Friday, November 12, 2004

BESTSELLER LISTS...?

Nearly twenty-five years ago, my very first book, NO GENTLE LOVE, debuted on its very first bestseller list. The list---compiled by the M-S News Company---had my novel at #1, ahead of books by authors like Howard Fast, Ken Folett, Louis L'Amour, Norman Mailer, and Rosemary Rogers. This was heady stuff for someone who, at the time, had only written one novel, and I remember how excited I was.

Two books later, my novel LOVE, CHERISH ME hit the Los Angeles Times bestseller list, and two books after that, my novel AND GOLD WAS OURS hit the New York Times bestseller list. I cracked open a bottle of Dom Perignon and celebrated!

Now, however, almost thirty years into my career as a writer, I'm a bit more skeptical about bestseller lists. Why? Because I understand a great deal more now about how they really work than I did as a young writer just starting out. I know, for example, that many books that are actually bestsellers may never show up on a single bestseller list.

In fact, in 2001 and 2002, there were 109 hardcover novels that never appeared on the New York Times bestseller list---although they outsold many books that did.

How does that happen? you may wonder. Well, it all has to do with how the various owners of the various bestseller lists compile them and how timely they do so. Ultimately, all lists are a compilation of book sales drawn from sample book outlets, rather than a complete survey of every single such outlet in the U.S.; and one bestseller list, the Library Journal, isn't based on book sales at all, but, rather, the number of times books are checked out from libraries. Further, some book outlets, such as airports and supermarkets, are slower to report sales than bookstores, for instance. So all this leads to great variations in bestseller lists across the country.
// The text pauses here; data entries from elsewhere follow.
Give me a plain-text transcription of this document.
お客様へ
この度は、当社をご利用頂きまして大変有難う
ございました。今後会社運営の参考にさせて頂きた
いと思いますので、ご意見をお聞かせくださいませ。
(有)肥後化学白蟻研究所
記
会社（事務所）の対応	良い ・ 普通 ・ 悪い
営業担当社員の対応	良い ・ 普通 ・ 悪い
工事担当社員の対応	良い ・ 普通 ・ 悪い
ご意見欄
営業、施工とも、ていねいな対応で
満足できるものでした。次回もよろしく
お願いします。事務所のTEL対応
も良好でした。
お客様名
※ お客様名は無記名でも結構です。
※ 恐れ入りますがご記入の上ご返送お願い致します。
In addition, due to the publishing industry's peculiar system of returns, which allows all unsold books to be returned to the publisher, only when a book is actually bought by a customer does it count as a sale for the publisher. This means that real sales figures are never actually known until adjustments for those returns have been made---and returns can be very high, running to 50% or more of the books originally shipped and distributed. So a book that initially seemed to be a bestseller can, in reality, wind up being a huge flop instead.

So, now, when one of my novels makes a bestseller list, while I'm always still delighted, I know that the only sales figures that really count are those that appear on my royalty statements!